Gage Gubrud

Profile
- Position: Quarterback

Personal information
- Born: May 15, 1995 (age 31) Portland, Oregon, U.S.
- Listed height: 6 ft 2 in (1.88 m)
- Listed weight: 195 lb (88 kg)

Career information
- High school: McMinnville (McMinnville, Oregon)
- College: Eastern Washington Washington State

Career history
- 2021: BC Lions*
- * Offseason and/or practice squad member only

Awards and highlights
- First-team All-Big Sky Conference (2016); Second-team All-Big Sky Conference (2017); Big Sky Conference Co-Offensive Player of the Year (2016); Touchdown Club of Columbus FCS Player of the Year (2016); Walter Payton Award Finalist (2016); Second-team FCS All-American (AP, AFCA, STATS) (2016); FCS single-season passing yards record (5,160);
- Stats at CFL.ca

= Gage Gubrud =

American gridiron football player (born 1995)

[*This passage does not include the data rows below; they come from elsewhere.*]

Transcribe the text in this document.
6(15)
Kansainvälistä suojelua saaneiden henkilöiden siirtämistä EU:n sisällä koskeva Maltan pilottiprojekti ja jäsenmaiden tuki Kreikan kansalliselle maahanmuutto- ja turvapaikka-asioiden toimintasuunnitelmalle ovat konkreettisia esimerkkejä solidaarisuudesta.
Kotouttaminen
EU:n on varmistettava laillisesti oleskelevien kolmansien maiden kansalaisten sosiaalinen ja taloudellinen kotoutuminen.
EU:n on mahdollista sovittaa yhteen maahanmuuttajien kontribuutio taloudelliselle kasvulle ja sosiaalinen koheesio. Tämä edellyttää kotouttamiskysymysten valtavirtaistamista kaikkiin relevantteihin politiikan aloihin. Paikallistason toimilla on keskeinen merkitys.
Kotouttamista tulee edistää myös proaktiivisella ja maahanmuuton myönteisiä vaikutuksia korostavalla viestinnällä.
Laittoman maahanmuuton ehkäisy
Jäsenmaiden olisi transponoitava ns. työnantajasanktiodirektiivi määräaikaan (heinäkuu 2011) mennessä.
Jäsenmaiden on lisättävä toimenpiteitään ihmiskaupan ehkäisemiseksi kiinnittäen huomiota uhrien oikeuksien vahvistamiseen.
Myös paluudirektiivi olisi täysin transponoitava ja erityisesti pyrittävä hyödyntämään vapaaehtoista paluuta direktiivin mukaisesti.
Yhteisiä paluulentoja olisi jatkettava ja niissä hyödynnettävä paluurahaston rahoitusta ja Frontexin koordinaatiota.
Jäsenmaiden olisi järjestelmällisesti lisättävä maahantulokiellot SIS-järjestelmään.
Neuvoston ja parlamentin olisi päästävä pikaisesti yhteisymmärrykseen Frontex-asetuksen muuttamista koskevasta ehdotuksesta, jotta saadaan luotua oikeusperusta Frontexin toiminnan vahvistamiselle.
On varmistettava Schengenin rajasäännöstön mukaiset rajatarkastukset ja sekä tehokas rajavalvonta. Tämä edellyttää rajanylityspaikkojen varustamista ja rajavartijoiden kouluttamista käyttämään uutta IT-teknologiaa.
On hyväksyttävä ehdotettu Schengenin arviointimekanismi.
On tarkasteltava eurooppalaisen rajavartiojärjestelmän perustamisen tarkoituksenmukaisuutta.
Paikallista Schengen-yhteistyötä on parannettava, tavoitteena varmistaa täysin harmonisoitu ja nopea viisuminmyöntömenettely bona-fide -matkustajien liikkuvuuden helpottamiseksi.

Gage Gubrud (born May 15, 1995) is an American former football quarterback. He played college football for the Eastern Washington Eagles and the Washington State Cougars.

==Early life==
Gubrud graduated from McMinnville High School in McMinnville, Oregon, in 2014. As a senior, Gubrud completed 59.7 percent of his passes, with 18 touchdowns and 13 interceptions. He led the Grizzlies to the second round of the OSAA 6A Playoffs and also earned All-Pacific Conference honors.

==College career==
Gubrud was lightly recruited, receiving zero Division I scholarship offers. Gubrud would eventually decide to join Eastern Washington as a preferred walk-on, in the process turning down a scholarship offer from Division III school Linfield in Oregon.

===2014–15===
Gubrud redshirted in 2014. In 2015, he saw action primarily as a kick holder. Gubrud played in one game as a quarterback, completing 7-of-13 passes for 66 yards and an interception in a loss to Montana.

===2016===
In 2016, Gubrud won the starting quarterback job, beating out former starter and senior, Jordan West. In his first career start against Washington State, Gubrud went 34-for-40 for 474 yards and five touchdowns in a 45–42 upset win.

Gubrud would lead Eastern to a 12–2 season and an appearance in the FCS Playoffs Semifinals. He finished 2016 with an FCS single-season record 5,160 passing yards and 48 touchdowns. Gubrud also led the team with 606 rushing yards and five touchdowns. Gubrud totaled 5,766 yards of total offense, which was just 33 yards shy of the FCS single-season record set by Steve McNair in 1994.

Gubrud was named the Co-Big Sky Conference Offensive Player of the Year, along with teammate Cooper Kupp. He was also named the FCS Player of the Year by the Touchdown Club of Columbus. Gubrud was also a finalist for the Walter Payton Award.

=== Statistics ===

Legend
|  | FCS record |
| Bold | Career high |

Season: Team; Games; Passing; Rushing
GP: GS; Record; Cmp; Att; Pct; Yds; Y/A; TD; Int; Rtg; Att; Yds; Avg; TD
2015: Eastern Washington; 4; 0; —; 7; 13; 53.8; 66; 5.1; 0; 1; 81.1; 12; 31; 2.6; 1
2016: Eastern Washington; 14; 13; 11–2; 386; 570; 67.7; 5,160; 9.1; 48; 14; 166.6; 134; 606; 4.5; 5
2017: Eastern Washington; 10; 10; 6–4; 261; 422; 61.8; 3,342; 7.9; 26; 12; 143.0; 82; 236; 2.9; 5
2018: Eastern Washington; 5; 5; 4–1; 99; 160; 61.9; 1,416; 8.8; 13; 5; 143.0; 31; 169; 5.4; 2
2019: Washington State; 2; 0; —; 10; 13; 76.9; 89; 6.8; 1; 0; 159.8; 0; 0; 0; 0
FCS career: 33; 28; 21–7; 753; 1,165; 64.6; 9,984; 8.6; 87; 32; 155.8; 259; 1,042; 4.0; 13
FBS career: 2; 0; 0–0; 10; 13; 76.9; 89; 6.8; 1; 0; 159.8; 0; 0; 0.0; 0

==Professional career==
On January 11, 2021, it was announced that Gubrud had signed with the BC Lions. He retired on March 5, 2021.